Moi, j’ai l’impression que s’il y a quelque chose qui pousse les jeunes à ne pas adhérer au projet acadien, c’est bien ce genre d’attitudes (et non pas les Anglais!). La « libération » des individus acadiens de la domination anglophone est chose faite. Mais peut-on en dire autant quand à leur libération de l’idéologie nationale « bien pensante »? Bref, le portrait s’est complexifié, depuis les années 60. Il est devenu difficile, forcé et peu crédible de simplement parler d’oppression d’une minorité linguistique par une majorité.
Mais a-t-on reconnu ces changements chez les « définisseurs » de l’identité acadienne (médias, associations, etc.)? A-t-on jamais admis que l’on ne nous fait plus violence comme auparavant? A-t-on admis que les revendications au nom de la nation ne sont plus basées sur les mêmes principes que celles d’il y a quarante ans ou cent ans? Qu’elles ne confrontent plus les mêmes enjeux et qu’une certaine justice historique a été faite? Admet-on jamais que la communauté linguistique elle-même se montre parfois étouffante, opprimante envers plusieurs de ceux qui la composent? Reconnaît-on, finalement, que nos célébrations et nos commémorations nationales perpétuelles et notre agitation constante du drapeau sont peut-être même une sorte de violence faite envers nos voisins? Sinon violence, du moins une exclusion?
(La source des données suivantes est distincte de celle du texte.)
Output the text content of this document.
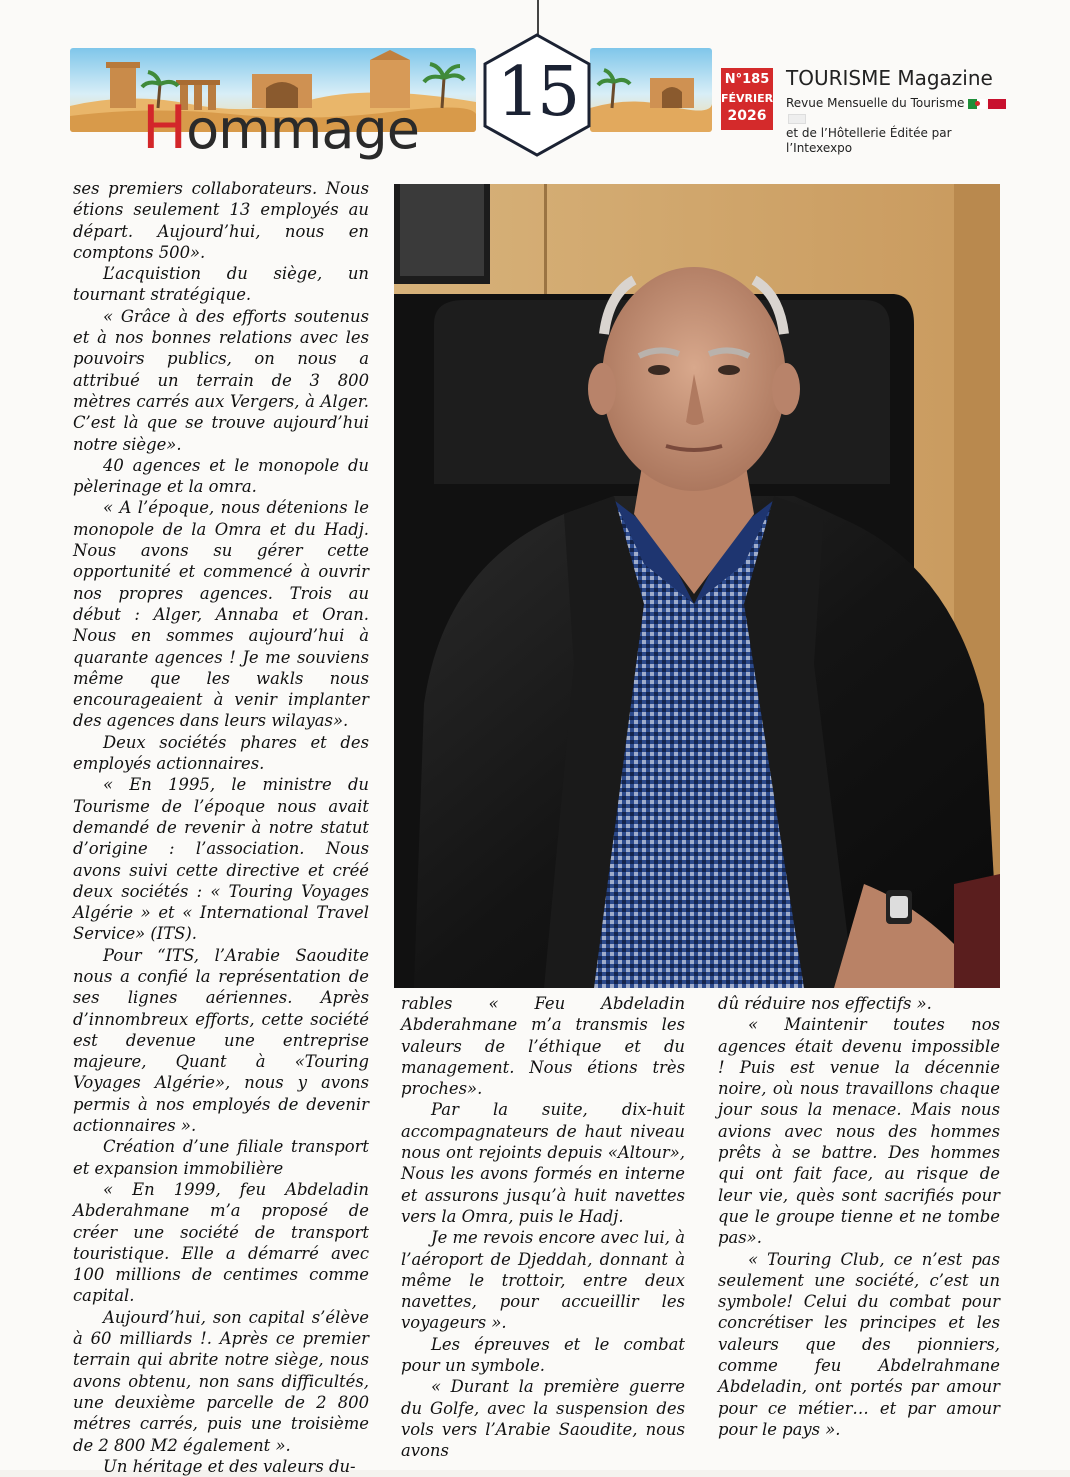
15
Hommage
N°185
FÉVRIER
2026
TOURISME Magazine
Revue Mensuelle du Tourisme
et de l’Hôtellerie Éditée par l’Intexexpo

ses premiers collaborateurs. Nous étions seulement 13 employés au départ. Aujourd’hui, nous en comptons 500».

L’acquistion du siège, un tournant stratégique.

« Grâce à des efforts soutenus et à nos bonnes relations avec les pouvoirs publics, on nous a attribué un terrain de 3 800 mètres carrés aux Vergers, à Alger. C’est là que se trouve aujourd’hui notre siège».

40 agences et le monopole du pèlerinage et la omra.

« A l’époque, nous détenions le monopole de la Omra et du Hadj. Nous avons su gérer cette opportunité et commencé à ouvrir nos propres agences. Trois au début : Alger, Annaba et Oran. Nous en sommes aujourd’hui à quarante agences ! Je me souviens même que les wakls nous encourageaient à venir implanter des agences dans leurs wilayas».

Deux sociétés phares et des employés actionnaires.

« En 1995, le ministre du Tourisme de l’époque nous avait demandé de revenir à notre statut d’origine : l’association. Nous avons suivi cette directive et créé deux sociétés : « Touring Voyages Algérie » et « International Travel Service» (ITS).

Pour “ITS, l’Arabie Saoudite nous a confié la représentation de ses lignes aériennes. Après d’innombreux efforts, cette société est devenue une entreprise majeure, Quant à «Touring Voyages Algérie», nous y avons permis à nos employés de devenir actionnaires ».

Création d’une filiale transport et expansion immobilière

« En 1999, feu Abdeladin Abderahmane m’a proposé de créer une société de transport touristique. Elle a démarré avec 100 millions de centimes comme capital.

Aujourd’hui, son capital s’élève à 60 milliards !. Après ce premier terrain qui abrite notre siège, nous avons obtenu, non sans difficultés, une deuxième parcelle de 2 800 métres carrés, puis une troisième de 2 800 M2 également ».

Un héritage et des valeurs du-

rables « Feu Abdeladin Abderahmane m’a transmis les valeurs de l’éthique et du management. Nous étions très proches».

Par la suite, dix-huit accompagnateurs de haut niveau nous ont rejoints depuis «Altour», Nous les avons formés en interne et assurons jusqu’à huit navettes vers la Omra, puis le Hadj.

Je me revois encore avec lui, à l’aéroport de Djeddah, donnant à même le trottoir, entre deux navettes, pour accueillir les voyageurs ».

Les épreuves et le combat pour un symbole.

« Durant la première guerre du Golfe, avec la suspension des vols vers l’Arabie Saoudite, nous avons

dû réduire nos effectifs ».

« Maintenir toutes nos agences était devenu impossible ! Puis est venue la décennie noire, où nous travaillons chaque jour sous la menace. Mais nous avions avec nous des hommes prêts à se battre. Des hommes qui ont fait face, au risque de leur vie, quès sont sacrifiés pour que le groupe tienne et ne tombe pas».

« Touring Club, ce n’est pas seulement une société, c’est un symbole! Celui du combat pour concrétiser les principes et les valeurs que des pionniers, comme feu Abdelrahmane Abdeladin, ont portés par amour pour ce métier… et par amour pour le pays ».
Non seulement ces question sont-elle peu ou pas posées dans l’Acadie contemporaine, mais elles sont – j’ai la nette impression – quelque peu taboues. Pourtant, elles sont importantes.
D’UNE NATION-CONTRAINTE À UNE NATION-PROJET?
« Nous sommes spéciaux ; plus spéciaux que vous ; nous étions ici les premiers (enfin les deuxièmes); de graves injustices nous ont été faites ; nous crions notre spécificité et notre irréductibilité! » : tel est le sous-texte de nos célébrations sans fin. Ces célébrations, pendant lesquelles tous « les nôtres » sont conviés à « fêter » pour prouver leur fidélité, ne sont-elles pas comme d’énormes prises de présences analogues à celles qu’on ferait avant le départ d’un autobus? On compte les têtes de tous les Acadien.ne.s qui se considèrent encore comme tel pour se rassurer mutuellement, pour s’assurer qu’on n’est pas seuls dans ce monde considéré comme trop grand et trop chaotique.
Ce ralliement constant autour d’origines communes et ces définitions étroites de l’acadianité, bien que pas bien méchants en soi, entraînent des effets pervers et non-désirables.
Premièrement : on bloque sur l’identité. Et comme disais Albert Dugas : « Quand on bloque sur l’identité, on bloque sur tout. » Ce focus constant, cette énergie dépensée sur l’identité est volée à d’autres intérêts, à d’autres besoins, à d’autres projets qu’on pourrait entreprendre, soit collectivement, soit individuellement. Et c’est d’autant plus dommage d’investir autant dans l’identité quand cette identité est de plus en plus vidée de sens, quand les ralliements de fierté nationale sont souvent des événements plutôt commerciaux, vendables aux touristes estivaux, qui ont été vidés de toute substance et de toute profondeur.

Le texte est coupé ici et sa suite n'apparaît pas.